HRC Caritra kembali menyelenggarakan Webinar Perkim Seri#32 pada hari Kamis, 7 Juli 2022. Webinar Perkim Seri#32 mengusung tema “Menguasai Pajak Perumahan bagi Pengembang” yang disampaikan langsung oleh kedua Narasumber Basuki Widodo selaku Direktur Eksekutif Indonesian Tax Care (INTAC) dan Ilham Muhammad Nur selaku Ketua DPD Real Estate Indonesia (REI) DIY. Topik ini dipilih karena maraknya kasus penghindaran pajak para pelaku bisnis properti atau pengembang yang berakibat pada pembekuan kegiatan usaha. Penghindaran pajak dapat terjadi karena suatu kesengajaan, atau disebabkan karena ketidaktahuan para pihak yang terlibat. Melalui webinar ini diharapkan dapat memberi edukasi dan sosialisasi bagi pengembang, serta masukan kepada pemerintah dalam pelaksanaan pajak properti di Indonesia.

 

Webinar Perkim #32

Materi pertama dibawakan oleh Bapak Basuki Widodo, beliau merupakan pendiri lembaga Indonesian Tax Care (INTAC) yaitu lembaga independen khusus pajak yang berbasis masyarakat. Beliau menjelaskan tentang sistem pajak properti dan solusi yang ditawarkan oleh INTAC dalam mengatasi permasalahan pajak di Indonesia. Mengawali webinar, Pak Widodo memperkenalkan jenis-jenis pajak dalam investasi properti, ada 13 jenis pajak yang terkait mulai dari PPh Badan Final, Bea Perolehan Hak Atas Tanah dan Bangunan (BPHTB), Bea Materai, hingga PPh Bangun Guna Serah. Penerimaan tersebut belum termasuk pajak atas bea balik rumah, dan penerimaan lain yang tidak termasuk pajak.

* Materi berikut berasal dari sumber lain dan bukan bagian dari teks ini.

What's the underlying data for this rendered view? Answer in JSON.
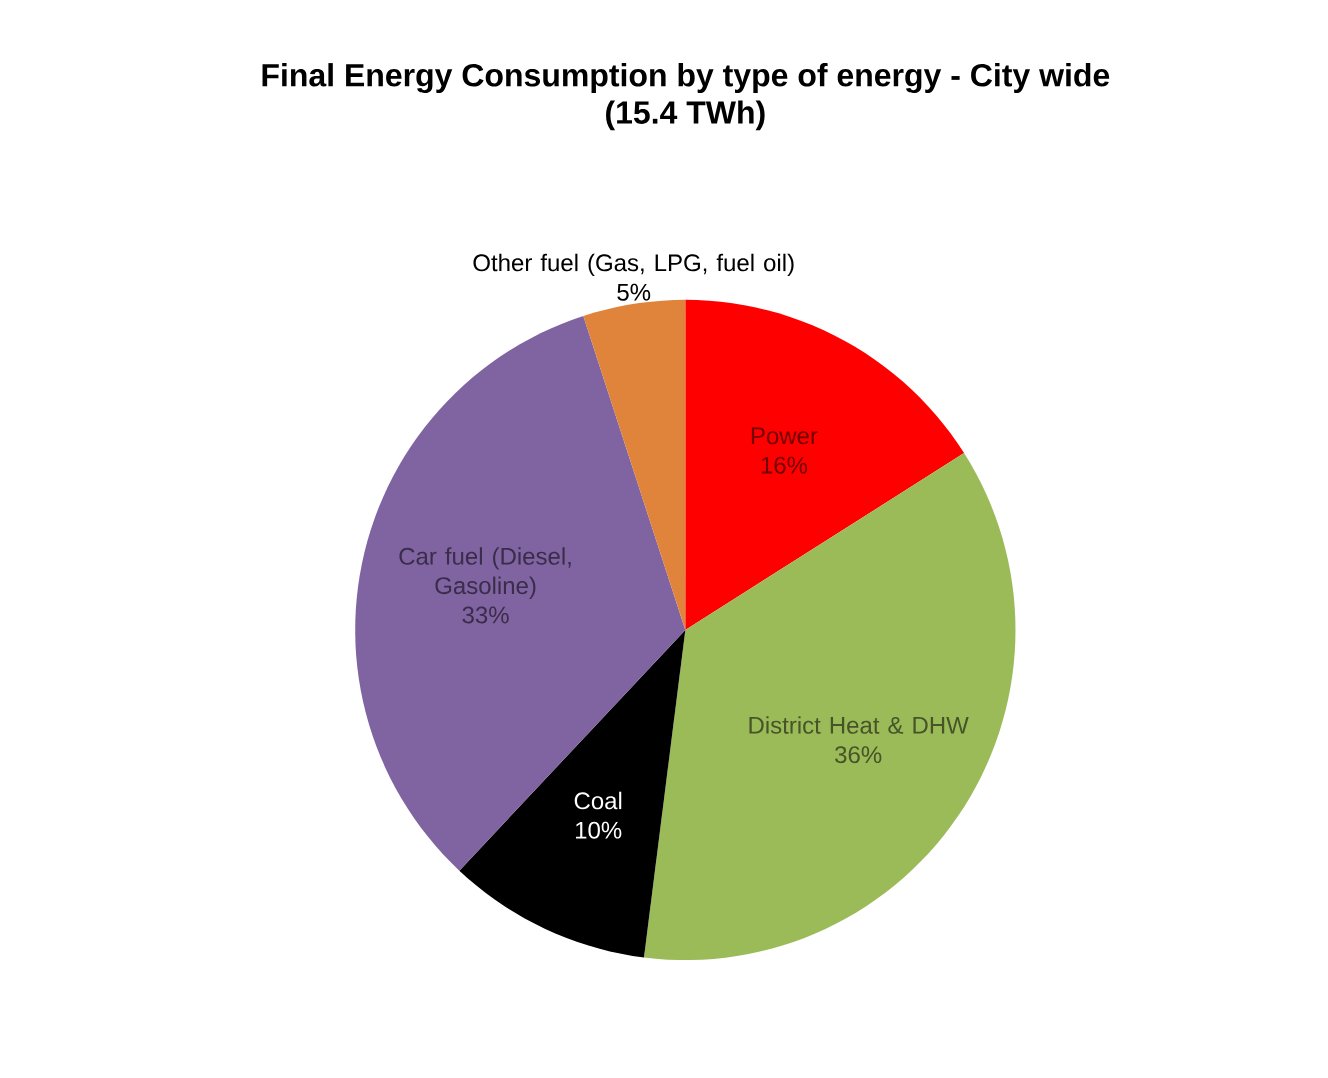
{
  "chart_data": {
    "type": "pie",
    "title": "Final Energy Consumption  by type of energy -  City wide",
    "subtitle": "(15.4 TWh)",
    "categories": [
      "Power",
      "District Heat & DHW",
      "Coal",
      "Car fuel (Diesel, Gasoline)",
      "Other fuel (Gas, LPG, fuel oil)"
    ],
    "values": [
      16,
      36,
      10,
      33,
      5
    ],
    "value_labels": [
      "16%",
      "36%",
      "10%",
      "33%",
      "5%"
    ],
    "colors": [
      "#ff0000",
      "#9bbb59",
      "#000000",
      "#8064a2",
      "#e0843c"
    ]
  }
}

Dalam penyampaian materinya, beliau menjelaskan bagaimana asumsi dan sudut pandang pemerintah dalam melihat para pengembang yang dianggap banyak melakukan kecurangan pajak sehingga penerimaan pajak belum maksimal. Sedangkan disisi lain, ada permasalahan yang dihadapi para pelaku properti terkait pajak, mulai dari rumitnya jenis pajak yang harus dijalankan, serta banyaknya pihak yang terkait dalam pelaksanaan pemungutan dan pemotongan pajak. Selain itu, minimnya pengetahuan para pelaku usaha properti tentang masalah pajak dan belum optimalnya bimbingan pajak dari KPP juga menunjukkan lemahnya kondisi perpajakan di Indonesia. Pajak masih didefinisikan sebatas pencapaian target penerimaan dan memungkinkan berbagai kepentingan untuk memanfaatkan lemahnya sistem pajak yang terbangun.

Untuk itu beliau menyatakan perlu perlindungan pajak pengusaha sebagai program yang membantu pengusaha menjalankan kepatuhan pajaknya secara nyaman, tanpa rasa takut, tidak berbiaya mahal dan tanpa terkendala rumitnya peraturan. Program ini sebagai jawaban atas banyaknya pengusaha yang ingin patuh, tapi terkendala banyak hal dan minim pengetahuan pajak. Bapak Widodo selaku Direktur INTAC juga menekankan bahwa pajak itu bukan sesuatu untuk ditakuti tetapi untuk dipatuhi.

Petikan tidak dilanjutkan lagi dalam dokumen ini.